To those who study or came to this book with foreknowledge, I suppose much of what is contained between its covers is axiomatic. Marketing campaigns by brands like Dove and Cover Girl encourage women to love themselves for who they are while selling them products to hide, mask, or minimize the physical imperfections society tells them to. Listicles on the Internet whittle down “feminism” into lowest common denominator chunks while legislatures across the country restrict access to abortion or refuse to close yawning pay gaps. Celebrities are recruited into campaigns that encourage women to know their value, but the conferences and events held to promote this message are typically warmed over networking opportunities whose cost prices out the very people they want to help. And of course, the ever present existence of social media bombards women with ideas about who and what they should be – invariably, an ideal that all but the most accomplished and self-assured fall short of.  

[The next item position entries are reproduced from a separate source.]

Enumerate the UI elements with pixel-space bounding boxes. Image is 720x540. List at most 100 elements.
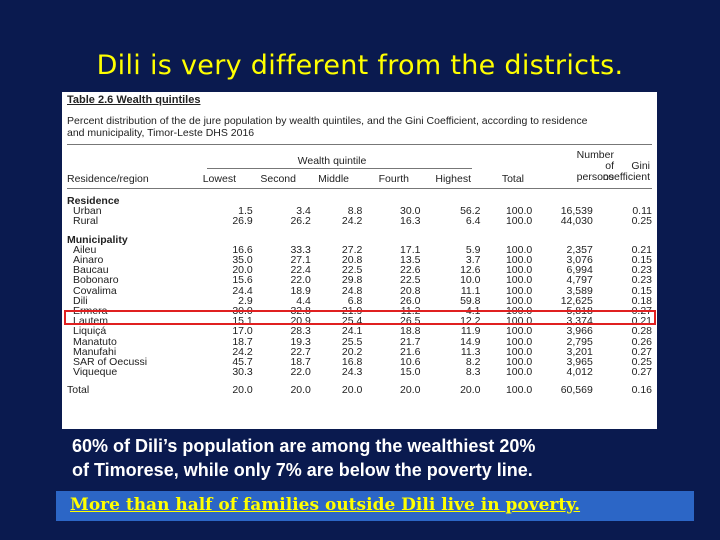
table-row: SAR of Oecussi 45.7 18.7 16.8 10.6 8.2 100.0 3,…	[67, 356, 652, 369]
table-caption: Table 2.6 Wealth quintiles	[67, 94, 201, 106]
table-top-rule	[67, 144, 652, 145]
row-value: 4,797	[566, 274, 593, 287]
row-value: 24.2	[341, 215, 363, 228]
row-value: 16.8	[341, 356, 363, 369]
dili-row-highlight	[64, 310, 656, 325]
row-label: Urban	[73, 205, 102, 218]
row-value: 20.2	[341, 345, 363, 358]
row-value: 18.7	[290, 356, 311, 369]
row-value: 10.0	[460, 274, 481, 287]
row-value: 15.1	[232, 315, 253, 328]
row-value: 100.0	[505, 356, 533, 369]
row-value: 3,966	[566, 325, 593, 338]
row-value: 6,994	[566, 264, 593, 277]
row-value: 11.9	[460, 325, 481, 338]
table-row: Urban 1.5 3.4 8.8 30.0 56.2 100.0 16,539 0.11	[67, 205, 652, 218]
row-value: 0.25	[631, 215, 652, 228]
row-value: 22.5	[400, 274, 421, 287]
row-value: 0.15	[631, 254, 652, 267]
header-fourth: Fourth	[378, 173, 409, 185]
table-row: Ainaro 35.0 27.1 20.8 13.5 3.7 100.0 3,076 0.15	[67, 254, 652, 267]
caption-line1: 60% of Dili’s population are among the w…	[72, 436, 536, 456]
poverty-banner: More than half of families outside Dili …	[56, 491, 694, 521]
table-row: Manufahi 24.2 22.7 20.2 21.6 11.3 100.0 3,201 0.…	[67, 345, 652, 358]
table-row: Viqueque 30.3 22.0 24.3 15.0 8.3 100.0 4,012 0.2…	[67, 366, 652, 379]
row-value: 100.0	[505, 274, 533, 287]
section-municipality-label: Municipality	[67, 233, 128, 246]
row-value: 6.8	[347, 294, 363, 307]
header-total: Total	[501, 173, 524, 185]
row-value: 20.8	[341, 254, 363, 267]
row-value: 26.2	[290, 215, 311, 228]
row-value: 20.8	[400, 284, 421, 297]
row-value: 100.0	[505, 315, 533, 328]
row-value: 27.2	[341, 243, 363, 256]
row-value: 25.5	[341, 335, 363, 348]
row-value: 15.0	[400, 366, 421, 379]
row-value: 5.9	[465, 243, 481, 256]
row-value: 0.27	[631, 366, 652, 379]
row-value: 56.2	[460, 205, 481, 218]
row-value: 0.23	[631, 264, 652, 277]
header-region: Residence/region	[67, 173, 149, 185]
row-value: 20.0	[290, 384, 311, 397]
row-value: 20.9	[290, 315, 311, 328]
wealth-quintile-table-image: Table 2.6 Wealth quintiles Percent distr…	[62, 92, 657, 429]
row-value: 45.7	[232, 356, 253, 369]
row-value: 3,076	[566, 254, 593, 267]
row-label: Manatuto	[73, 335, 117, 348]
table-row: Covalima 24.4 18.9 24.8 20.8 11.1 100.0 3,589 0.…	[67, 284, 652, 297]
row-value: 4,012	[566, 366, 593, 379]
row-value: 22.0	[290, 366, 311, 379]
row-value: 16,539	[560, 205, 593, 218]
row-value: 100.0	[505, 294, 533, 307]
row-value: 3,589	[566, 284, 593, 297]
row-value: 22.0	[290, 274, 311, 287]
row-value: 0.21	[631, 243, 652, 256]
section-municipality: Municipality	[67, 233, 652, 246]
row-value: 20.0	[460, 384, 481, 397]
row-value: 33.3	[290, 243, 311, 256]
row-value: 24.8	[341, 284, 363, 297]
header-middle: Middle	[318, 173, 349, 185]
row-value: 22.5	[341, 264, 363, 277]
table-description-line2: and municipality, Timor-Leste DHS 2016	[67, 127, 255, 139]
row-value: 100.0	[505, 215, 533, 228]
row-label: Bobonaro	[73, 274, 119, 287]
row-value: 22.6	[400, 264, 421, 277]
row-value: 11.1	[460, 284, 481, 297]
row-value: 10.6	[400, 356, 421, 369]
row-value: 0.18	[631, 294, 652, 307]
row-value: 44,030	[560, 215, 593, 228]
row-value: 20.0	[232, 264, 253, 277]
row-value: 19.3	[290, 335, 311, 348]
row-value: 13.5	[400, 254, 421, 267]
row-value: 17.0	[232, 325, 253, 338]
row-value: 0.27	[631, 345, 652, 358]
row-value: 27.1	[290, 254, 311, 267]
row-value: 100.0	[505, 345, 533, 358]
row-value: 20.0	[232, 384, 253, 397]
row-value: 59.8	[460, 294, 481, 307]
row-value: 26.9	[232, 215, 253, 228]
row-label: Rural	[73, 215, 99, 228]
header-persons-line3: persons	[576, 171, 614, 183]
header-gini-line1: Gini	[631, 160, 650, 172]
table-row: Liquiçá 17.0 28.3 24.1 18.8 11.9 100.0 3,966 0.2…	[67, 325, 652, 338]
row-label: Viqueque	[73, 366, 118, 379]
table-row: Bobonaro 15.6 22.0 29.8 22.5 10.0 100.0 4,797 0.…	[67, 274, 652, 287]
row-value: 18.7	[232, 335, 253, 348]
header-persons-line2: of	[605, 160, 614, 172]
row-value: 100.0	[505, 325, 533, 338]
row-value: 25.4	[341, 315, 363, 328]
row-label: Baucau	[73, 264, 109, 277]
table-description: Percent distribution of the de jure popu…	[67, 115, 652, 139]
table-row: Baucau 20.0 22.4 22.5 22.6 12.6 100.0 6,994 0.23	[67, 264, 652, 277]
row-value: 30.3	[232, 366, 253, 379]
row-value: 100.0	[505, 205, 533, 218]
row-value: 21.7	[400, 335, 421, 348]
row-value: 12.6	[460, 264, 481, 277]
row-value: 0.25	[631, 356, 652, 369]
row-value: 100.0	[505, 366, 533, 379]
row-value: 6.4	[465, 215, 481, 228]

It is a damning (and depressing) indictment. While it is not unique for movements to be appropriated for commercial gains (surely, sales of flannel shirts spiked in the early 1990s and the hippie movement in Haight-Ashbury was quickly co-opted to sell Volkswagens), Zeisler’s frustration comes through loud and clear because the stakes are so high. It is not just societal norms that feminism struggles against, it is the backlash from other women that invariably crops up as each wave of feminism crests against that stubborn wall of cultural resistance. In this way, feminism gets muddied up in battles between stay-at-home and working mothers, the back-and-forth on Facebook that defends or attacks choices women make where the most heated debate is among women themselves, and right-wing voices that long for a simpler time when women knew their role (servile, subservient, and silent).   

Of course, this does not even take into account the insult to injury suffered by women outside traditional cultural messaging. To be a Latina, African-American, queer, or bisexual woman, is to often suffer a double dose of marginalization. Whether it is being erased out of what society defines as normative or having your race or sexual orientation be treated as a point of derision or hatred, the challenges are even greater for these women.

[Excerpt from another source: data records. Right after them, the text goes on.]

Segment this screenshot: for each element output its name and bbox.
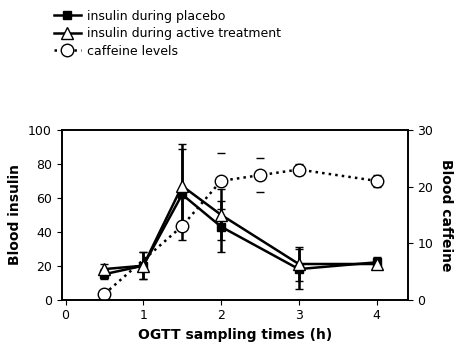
- X-axis label: OGTT sampling times (h): OGTT sampling times (h): [137, 328, 332, 342]
- Y-axis label: Blood insulin: Blood insulin: [9, 164, 22, 265]
- Y-axis label: Blood caffeine: Blood caffeine: [438, 158, 453, 271]
- Legend: insulin during placebo, insulin during active treatment, caffeine levels: insulin during placebo, insulin during a…: [54, 10, 282, 58]
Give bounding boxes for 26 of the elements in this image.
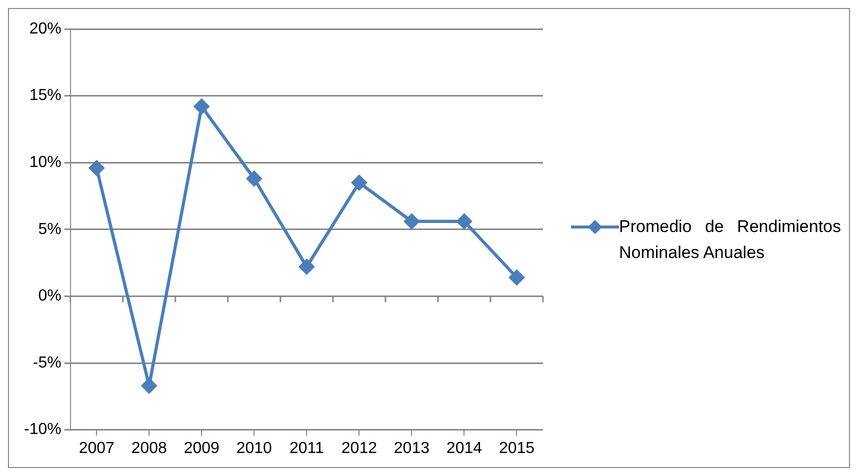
y-tick-label: -5% [32,354,62,372]
point [299,259,314,274]
x-tick-label: 2013 [394,440,430,457]
x-tick-label: 2010 [236,440,272,457]
point [246,171,262,186]
point [142,378,157,394]
point [509,270,524,285]
x-tick-label: 2009 [184,440,220,457]
point [194,98,210,114]
y-tick-label: 20% [29,20,62,38]
x-tick-label: 2012 [341,440,378,457]
point [456,214,472,229]
y-tick-label: 5% [38,220,62,238]
y-tick-label: 10% [29,154,62,172]
y-tick-label: 15% [29,87,62,104]
y-tick-label: 0% [38,288,62,305]
y-tick-label: -10% [24,421,62,438]
x-tick-label: 2008 [131,440,168,457]
point [89,160,104,176]
point [352,175,367,190]
x-tick-label: 2014 [446,440,482,457]
point [404,214,420,229]
x-tick-label: 2015 [498,440,535,457]
x-tick-label: 2007 [78,440,115,457]
legend-label: Promedio de Rendimientos Nominales Anuales [619,216,841,264]
x-tick-label: 2011 [289,440,324,457]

The one group missing from much of this discussion is men. While we make a few cameo appearances in predictable places like how pornography has warped the male view of intimacy and the disgraceful treatment of Anita Hill, to dismiss the ability of men to be partners and champions for feminism seems like a lost opportunity, particularly if you are interested, as Zeisler appears to be, in making meaningful public policy changes.

Zeisler is remarkably well-read and her book is heavy with references to books, essays, and writers who have shaped feminism for nearly fifty years. She comes to her subject with honesty and a conversational writing style that easily moves the reader along. I would suggest Zeisler have a chat with her fact checker though, because there were two whoppers I noticed (political in nature, naturally). The first identified Bob Dole and not George H.W. Bush as Bill Clinton’s opponent in the 1992 Presidential race (p. 173) and the other lopped off a term of office for Barbara Boxer, who won a fourth term to the U.S. Senate in 2010, not a third (p. 213).  

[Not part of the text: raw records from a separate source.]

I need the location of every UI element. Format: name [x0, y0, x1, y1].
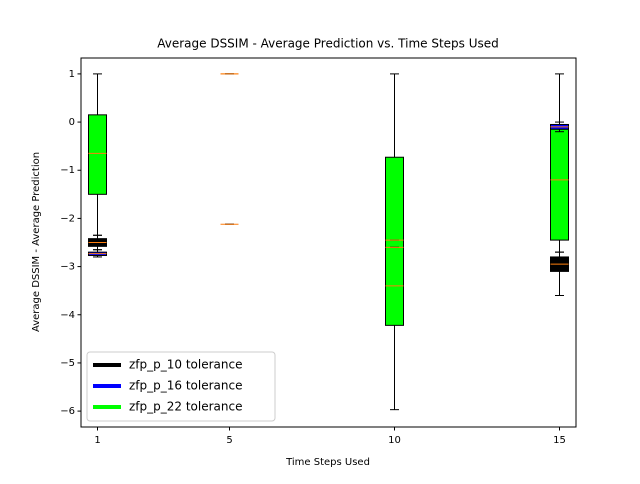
x-tick-label: 1: [94, 435, 100, 446]
x-tick-label: 10: [388, 435, 401, 446]
x-tick-label: 15: [553, 435, 566, 446]
chart-title: Average DSSIM - Average Prediction vs. T…: [157, 37, 499, 51]
legend-label: zfp_p_10 tolerance: [129, 358, 242, 372]
y-tick-label: 1: [69, 69, 75, 80]
y-tick-label: −2: [60, 213, 75, 224]
plot-frame: [80, 57, 577, 428]
x-axis-label: Time Steps Used: [285, 457, 370, 468]
y-tick-label: −1: [60, 165, 75, 176]
x-tick-label: 5: [226, 435, 232, 446]
y-tick-label: −5: [60, 358, 75, 369]
legend-box: [86, 351, 276, 422]
y-tick-label: −3: [60, 262, 75, 273]
y-tick-label: 0: [69, 117, 75, 128]
y-tick-label: −6: [60, 406, 75, 417]
legend-label: zfp_p_16 tolerance: [129, 379, 242, 393]
box: [385, 156, 404, 326]
box: [550, 126, 569, 241]
box: [88, 114, 107, 195]
legend-label: zfp_p_22 tolerance: [129, 400, 242, 414]
y-axis-label: Average DSSIM - Average Prediction: [31, 152, 42, 332]
y-tick-label: −4: [60, 310, 75, 321]
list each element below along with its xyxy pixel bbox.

To be sure, it will be interesting to see how Zeisler’s critique holds up. At the same time popular culture is pressing forward with the type of marketed feminism she disdains (the female-led reboot of the iconic Ghostbusters franchise, the ascendency of female characters on Game of Thrones) we also stand on the brink of electing our first female President. Time will tell whether having a President Hillary Clinton will result in some of the changes Zeisler desires, but it is surely more consequential than whether Danaerys takes over the Seven Kingdoms.